Pfizer Inc. said its experimental drug Sutent improved survival rates and reduced tumor growth in patients with one type of stomach cancer in a pivotal-stage trial.
The study, the final one needed for U.S. Food and Drug Administration approval for the drug, involved 300 patients with gastrointestinal stromal tumors whose cancer had become resistant to Gleevec, a drug sold by Novartis AG.
Results presented at a meeting in Orlando of the American Society of Clinical Oncology showed Sutent prolonged the time it took for tumors to grow, to 6.3 months from 1.5 months, and improved survival rates by about 50 percent, compared with a placebo.
The world’s biggest drug maker said it planned to file for FDA review of the drug before the end of the year.
Still, Pfizer faces competition and its drug has an array of side effects that could limit its use in some patients.
Novartis is racing to develop a drug of its own -- AMN107 -- to treat patients who become resistant to Gleevec. A late-stage trial of the drug in patients with Gleevec-resistant leukemia-like disorders began recently.

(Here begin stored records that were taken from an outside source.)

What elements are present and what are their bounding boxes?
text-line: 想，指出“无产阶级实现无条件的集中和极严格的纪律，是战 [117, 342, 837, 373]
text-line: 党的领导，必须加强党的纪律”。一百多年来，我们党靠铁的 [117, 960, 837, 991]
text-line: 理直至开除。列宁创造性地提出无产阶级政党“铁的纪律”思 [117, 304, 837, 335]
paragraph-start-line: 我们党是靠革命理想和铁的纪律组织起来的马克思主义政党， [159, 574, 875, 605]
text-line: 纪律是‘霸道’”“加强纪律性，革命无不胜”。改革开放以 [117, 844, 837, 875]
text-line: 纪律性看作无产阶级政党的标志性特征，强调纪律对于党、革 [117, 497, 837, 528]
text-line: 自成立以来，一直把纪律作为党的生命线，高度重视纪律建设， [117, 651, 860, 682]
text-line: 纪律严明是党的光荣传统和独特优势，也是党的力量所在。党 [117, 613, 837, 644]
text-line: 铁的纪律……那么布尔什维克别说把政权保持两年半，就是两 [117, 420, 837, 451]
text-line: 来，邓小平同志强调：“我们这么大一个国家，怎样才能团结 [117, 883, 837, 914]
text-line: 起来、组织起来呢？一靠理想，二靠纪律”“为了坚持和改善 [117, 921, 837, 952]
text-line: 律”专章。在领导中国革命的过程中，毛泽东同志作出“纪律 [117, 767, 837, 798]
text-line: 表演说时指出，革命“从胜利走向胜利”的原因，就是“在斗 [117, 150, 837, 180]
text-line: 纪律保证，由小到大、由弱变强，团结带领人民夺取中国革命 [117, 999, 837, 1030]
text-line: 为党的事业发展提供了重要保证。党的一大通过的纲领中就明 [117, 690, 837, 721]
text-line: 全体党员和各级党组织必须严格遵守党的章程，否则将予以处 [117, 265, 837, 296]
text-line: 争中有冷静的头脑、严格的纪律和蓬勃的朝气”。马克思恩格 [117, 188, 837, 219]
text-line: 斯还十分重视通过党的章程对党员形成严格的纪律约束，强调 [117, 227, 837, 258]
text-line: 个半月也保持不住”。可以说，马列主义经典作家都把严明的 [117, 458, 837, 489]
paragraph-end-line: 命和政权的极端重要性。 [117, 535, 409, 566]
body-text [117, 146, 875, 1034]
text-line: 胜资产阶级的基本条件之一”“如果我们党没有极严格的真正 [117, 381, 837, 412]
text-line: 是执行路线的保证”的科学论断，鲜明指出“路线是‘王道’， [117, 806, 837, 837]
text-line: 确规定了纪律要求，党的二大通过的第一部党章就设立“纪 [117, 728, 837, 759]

The Pfizer trial was stopped ahead of schedule in January after investigators said patients on the placebo should be switched to Sutent, given the drug’s demonstrated results.
Sutent is designed to block biological switches involved in the growth of tumors and the blood vessels that support them.
Dr. William Slichenmyer, vice president of oncology drug development at Pfizer, said the company chose to first study the drug’s effect on the stomach cancer because patients have no alternatives once they have stopped responding to Gleevec.
Before Gleevec arrived in 2000, “this disease was uniformly fatal,” said the study’s lead author Dr. George Demetri of Dana-Farber Cancer Institute in Boston. “Now some patients have spectacular success, followed by similarly spectacular and scary failure.”
About 80 percent of patients on Gleevec eventually become resistant to the drug, said Dr. Michael Heinrich, professor of medicine, hematology and medical oncology at Oregon Health and Science University in Portland.
“The big news is that this is an unmet medical need. Now there is at least one drug that appears to offer hope,” he said. “We are starting to show a way in oncology to target cancer cells in different ways.”
Pfizer’s drug causes some side effects, including fatigue to the point that patients must take a two-week break after each four-week period of treatment to recover, the company said.
Sutent can also cause white blood cell counts to fall, making patients more susceptible to infection, and it can cause nausea and diarrhea.
Demetri said Sutent was well-tolerated in the trial and side effects were similar between patients on the drug and those receiving a placebo.
David Epstein, Novartis’s head of oncology, said in an interview that a separate trial of AMN107 in gastrointestinal stromal tumor patients will begin later this year.
The drug negates almost all of the known mutations that cause people to become resistant to Gleevec, meaning it could be highly effective with a potentially more favorable safety profile, Epstein said.
Pfizer also presented promising earlier-stage data for Sutent’s effect on kidney cancer and is slated to present results from trials in breast cancer and neuro-endocrine tumors.
On Saturday, investigators from Memorial Sloan-Kettering Cancer Center in New York said mid-stage trials of Sutent showed that 40 percent of 169 patients with advanced cancer saw their tumors shrink.
The company expects to have results late next year from a late-stage trial comparing Sutent to interferon as a first-line treatment for kidney cancer.